Germany urged the global community Tuesday to collectively tell Afghanistan's Islamist Taliban rulers that they "are heading in the wrong direction” and called for strictly linking any economic aid for the war-torn country to the human rights of Afghans.
“The situation is dire and the Taliban are leading the country into a downfall,” German Foreign Minister Annalena Baerbock told a news conference during a visit to neighboring Pakistan.
“Our influence on what happens inside Afghanistan is very limited. It depends on the Taliban making rational choices in their own economic interests and that is not what they are doing right now,” Baerbock said.
The insurgent-turned-Islamist rulers seized power from the now defunct Western-backed government in August as U.S.-led international forces withdrew from Afghanistan following almost two decades of fighting with the Taliban.
The interim male-only Taliban cabinet has rolled back many human rights Afghans enjoyed over the past 20 years, particularly those of women. It has suspended secondary education for most teenage girls and prevented female employees in some government departments from returning to their jobs.
The Ministry for Vice and Virtue, tasked with interpreting and enforcing the Taliban’s version of Islam, has ordered women to cover up fully in public, including their faces, and barred them from traveling beyond 70 kilometers unless accompanied by a male relative.
Baerbock criticized the restrictions, saying they have “almost excluded” women from participation in public life.
“The international community must stand united and together tell the Taliban loud and clear; you are heading in the wrong direction,” she said. "As long as they go down this path there is no room for normalization and even less for recognition of the Taliban as the legitimate rulers of the country.”
No country has yet recognized the new Taliban government, citing concerns the Islamist group has reneged on pledges it would respect rights of all Afghans and prevent terrorist groups, including al-Qaida, from using the country for international attacks.
An already bad humanitarian crisis in Afghanistan has worsened since the return of the Taliban to power in Kabul in the wake of international financial sanctions on the group, pushing the national economy to the brink of collapse.
Baerbock acknowledged that the Afghan economy was grinding to a halt and advocated sustained humanitarian assistance to Kabul, saying it was not the Afghan people's fault that their government was overthrown by the Taliban.
“But anything else above humanitarian aid must be strictly conditionalized,” the German foreign minister emphasized.
Baerbock thanked Pakistan for evacuating and facilitating the transit of more than 14,000 at-risk Afghans to Germany since the fall of Kabul to the Taliban.

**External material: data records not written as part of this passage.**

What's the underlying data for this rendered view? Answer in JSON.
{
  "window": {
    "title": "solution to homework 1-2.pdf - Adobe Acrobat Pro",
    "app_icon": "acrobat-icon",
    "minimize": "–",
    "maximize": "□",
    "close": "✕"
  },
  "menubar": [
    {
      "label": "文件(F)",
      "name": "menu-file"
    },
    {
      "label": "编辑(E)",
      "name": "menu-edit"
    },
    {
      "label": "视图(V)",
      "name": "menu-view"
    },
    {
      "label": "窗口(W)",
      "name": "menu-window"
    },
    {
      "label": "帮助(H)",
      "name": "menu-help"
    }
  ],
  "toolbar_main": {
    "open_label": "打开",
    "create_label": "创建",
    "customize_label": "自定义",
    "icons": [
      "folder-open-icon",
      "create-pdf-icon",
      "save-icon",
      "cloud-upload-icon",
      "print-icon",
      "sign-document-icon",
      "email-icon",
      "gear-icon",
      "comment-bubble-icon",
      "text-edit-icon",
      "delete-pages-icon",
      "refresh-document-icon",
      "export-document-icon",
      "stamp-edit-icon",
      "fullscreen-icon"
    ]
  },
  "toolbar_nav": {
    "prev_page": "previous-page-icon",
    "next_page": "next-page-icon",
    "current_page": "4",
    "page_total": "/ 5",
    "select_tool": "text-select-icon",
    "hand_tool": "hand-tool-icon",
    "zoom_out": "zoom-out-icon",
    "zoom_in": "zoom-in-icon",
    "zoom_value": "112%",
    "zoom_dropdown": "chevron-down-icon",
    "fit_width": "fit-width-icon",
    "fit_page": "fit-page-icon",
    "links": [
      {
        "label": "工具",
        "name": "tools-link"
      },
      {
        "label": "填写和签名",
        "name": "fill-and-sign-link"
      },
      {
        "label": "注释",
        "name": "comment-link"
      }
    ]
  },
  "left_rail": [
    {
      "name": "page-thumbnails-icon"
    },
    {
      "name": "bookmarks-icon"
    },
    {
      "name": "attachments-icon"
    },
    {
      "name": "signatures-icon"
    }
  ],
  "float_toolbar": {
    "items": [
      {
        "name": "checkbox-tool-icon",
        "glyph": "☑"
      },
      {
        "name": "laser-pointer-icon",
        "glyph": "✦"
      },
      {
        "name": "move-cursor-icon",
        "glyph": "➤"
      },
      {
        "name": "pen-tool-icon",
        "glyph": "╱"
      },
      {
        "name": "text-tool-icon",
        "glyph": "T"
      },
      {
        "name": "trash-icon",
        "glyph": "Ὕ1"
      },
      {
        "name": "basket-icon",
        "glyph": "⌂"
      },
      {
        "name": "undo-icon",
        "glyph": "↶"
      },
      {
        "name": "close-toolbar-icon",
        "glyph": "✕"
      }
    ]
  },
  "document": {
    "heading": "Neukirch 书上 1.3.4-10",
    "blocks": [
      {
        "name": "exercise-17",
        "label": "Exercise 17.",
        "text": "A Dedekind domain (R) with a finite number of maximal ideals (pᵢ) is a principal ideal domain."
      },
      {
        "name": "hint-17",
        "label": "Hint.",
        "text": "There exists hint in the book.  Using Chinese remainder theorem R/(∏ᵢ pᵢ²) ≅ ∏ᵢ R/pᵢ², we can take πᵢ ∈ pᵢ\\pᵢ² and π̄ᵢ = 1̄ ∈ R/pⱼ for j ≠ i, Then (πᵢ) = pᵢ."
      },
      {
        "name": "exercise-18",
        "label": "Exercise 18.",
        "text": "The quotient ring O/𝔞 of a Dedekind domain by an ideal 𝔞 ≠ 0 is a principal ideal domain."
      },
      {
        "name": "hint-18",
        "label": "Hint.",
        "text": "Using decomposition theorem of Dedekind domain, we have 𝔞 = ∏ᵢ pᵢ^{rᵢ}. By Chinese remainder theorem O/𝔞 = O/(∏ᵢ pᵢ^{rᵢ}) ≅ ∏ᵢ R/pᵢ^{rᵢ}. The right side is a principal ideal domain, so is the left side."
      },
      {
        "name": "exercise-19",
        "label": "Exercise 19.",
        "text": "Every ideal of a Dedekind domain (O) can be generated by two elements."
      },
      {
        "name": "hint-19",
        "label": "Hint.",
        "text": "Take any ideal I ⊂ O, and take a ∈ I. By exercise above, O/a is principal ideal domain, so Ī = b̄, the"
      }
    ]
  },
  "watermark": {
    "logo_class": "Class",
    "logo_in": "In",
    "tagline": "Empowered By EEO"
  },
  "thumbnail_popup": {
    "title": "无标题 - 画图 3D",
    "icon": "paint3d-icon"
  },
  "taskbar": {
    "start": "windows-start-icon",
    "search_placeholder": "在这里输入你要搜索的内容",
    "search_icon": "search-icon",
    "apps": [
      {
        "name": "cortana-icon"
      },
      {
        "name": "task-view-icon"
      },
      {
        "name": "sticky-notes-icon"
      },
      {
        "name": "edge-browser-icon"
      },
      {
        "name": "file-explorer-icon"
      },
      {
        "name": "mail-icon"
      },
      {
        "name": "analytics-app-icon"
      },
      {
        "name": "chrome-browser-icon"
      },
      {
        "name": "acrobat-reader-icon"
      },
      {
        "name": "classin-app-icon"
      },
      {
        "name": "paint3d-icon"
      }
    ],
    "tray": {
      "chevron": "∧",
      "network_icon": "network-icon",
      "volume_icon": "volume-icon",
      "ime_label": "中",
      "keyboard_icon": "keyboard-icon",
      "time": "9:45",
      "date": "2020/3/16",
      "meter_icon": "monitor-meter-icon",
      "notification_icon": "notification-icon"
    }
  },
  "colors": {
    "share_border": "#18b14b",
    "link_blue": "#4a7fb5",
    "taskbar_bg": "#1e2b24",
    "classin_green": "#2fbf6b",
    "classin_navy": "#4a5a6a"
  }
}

The refugees served German troops during their stay in Afghanistan.
Pakistani Foreign Minister Bilawal Bhutto Zardari, while speaking at the joint news conference with the German counterpart, urged the world to actively engage in preventing the brewing humanitarian crisis in Afghanistan threatening lives of the country’s 40 million people. He also called on the Taliban to take steps to address international concerns about the rights of Afghans.

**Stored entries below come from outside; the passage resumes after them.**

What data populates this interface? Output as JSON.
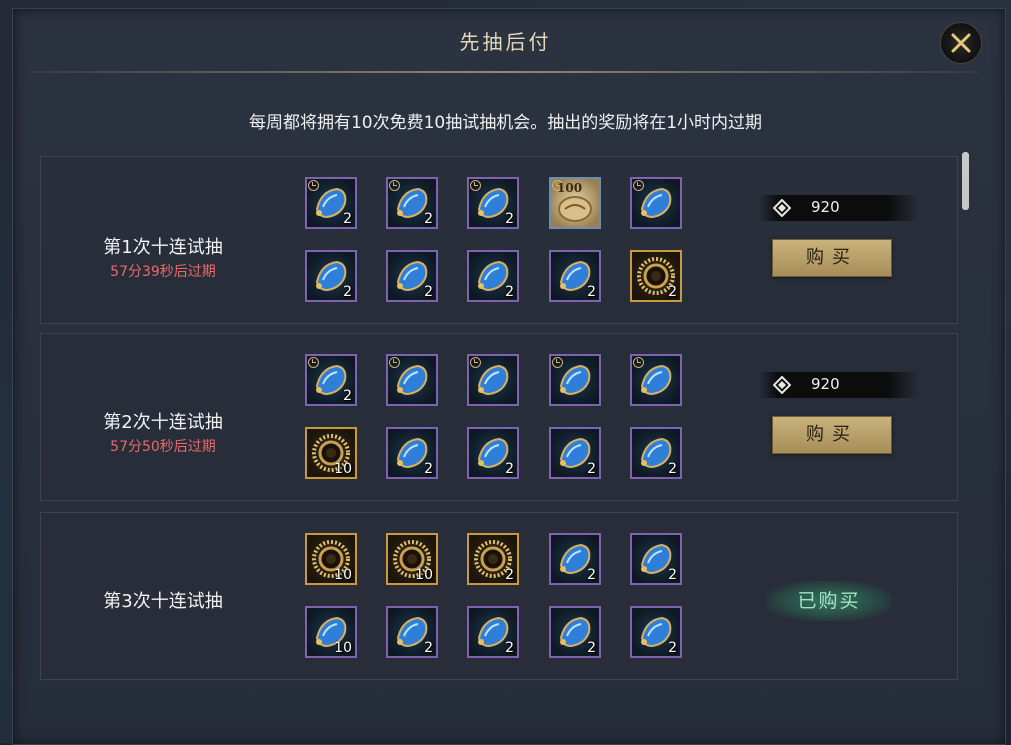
{
  "dialog": {
    "title": "先抽后付",
    "notice": "每周都将拥有10次免费10抽试抽机会。抽出的奖励将在1小时内过期"
  },
  "colors": {
    "expire_text": "#e86a6a",
    "buy_button": "#c9b27c",
    "bought_text": "#9ee6c4",
    "item_border_purple": "#7f62b0",
    "item_border_gold": "#c89a3c"
  },
  "rows": [
    {
      "title": "第1次十连试抽",
      "expire": "57分39秒后过期",
      "price": "920",
      "buy_label": "购买",
      "items": [
        {
          "type": "gem",
          "qty": "2",
          "clock": true
        },
        {
          "type": "gem",
          "qty": "2",
          "clock": true
        },
        {
          "type": "gem",
          "qty": "2",
          "clock": true
        },
        {
          "type": "scroll",
          "qty": "",
          "badge": "100",
          "clock": true
        },
        {
          "type": "gem",
          "qty": "",
          "clock": true
        },
        {
          "type": "gem",
          "qty": "2",
          "clock": false
        },
        {
          "type": "gem",
          "qty": "2",
          "clock": false
        },
        {
          "type": "gem",
          "qty": "2",
          "clock": false
        },
        {
          "type": "gem",
          "qty": "2",
          "clock": false
        },
        {
          "type": "ring",
          "qty": "2",
          "clock": false
        }
      ]
    },
    {
      "title": "第2次十连试抽",
      "expire": "57分50秒后过期",
      "price": "920",
      "buy_label": "购买",
      "items": [
        {
          "type": "gem",
          "qty": "2",
          "clock": true
        },
        {
          "type": "gem",
          "qty": "",
          "clock": true
        },
        {
          "type": "gem",
          "qty": "",
          "clock": true
        },
        {
          "type": "gem",
          "qty": "",
          "clock": true
        },
        {
          "type": "gem",
          "qty": "",
          "clock": true
        },
        {
          "type": "ring",
          "qty": "10",
          "clock": false
        },
        {
          "type": "gem",
          "qty": "2",
          "clock": false
        },
        {
          "type": "gem",
          "qty": "2",
          "clock": false
        },
        {
          "type": "gem",
          "qty": "2",
          "clock": false
        },
        {
          "type": "gem",
          "qty": "2",
          "clock": false
        }
      ]
    },
    {
      "title": "第3次十连试抽",
      "expire": "",
      "status_label": "已购买",
      "items": [
        {
          "type": "ring",
          "qty": "10",
          "clock": false
        },
        {
          "type": "ring",
          "qty": "10",
          "clock": false
        },
        {
          "type": "ring",
          "qty": "2",
          "clock": false
        },
        {
          "type": "gem",
          "qty": "2",
          "clock": false
        },
        {
          "type": "gem",
          "qty": "2",
          "clock": false
        },
        {
          "type": "gem",
          "qty": "10",
          "clock": false
        },
        {
          "type": "gem",
          "qty": "2",
          "clock": false
        },
        {
          "type": "gem",
          "qty": "2",
          "clock": false
        },
        {
          "type": "gem",
          "qty": "2",
          "clock": false
        },
        {
          "type": "gem",
          "qty": "2",
          "clock": false
        }
      ]
    }
  ]
}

"It is our hope that the Afghan authorities will be responsive to the expectations of the international community, including inclusivity, respect, human rights for all, including women and take effective actions against terrorism,” Zardari said.
For their part, the Taliban have urged the world to “show respect” for Afghan values and rebuffed calls for reversing restrictions on women, saying they are in line with local religious and cultural values.
The Taliban have said public secondary schools are open in about a dozen out of 34 Afghan provinces and efforts are underway for allowing girls to return to their classes across the country. They insist a of Afghan female civil servants, or 120,000, have returned to work, included 94,000 in the education ministry and 14,000 in the health ministry.
Baerbock arrived in Islamabad on her maiden two-day tour and met with Zardari as well as other Pakistani officials but she canceled rest of her activities after testing positive for COVID-19.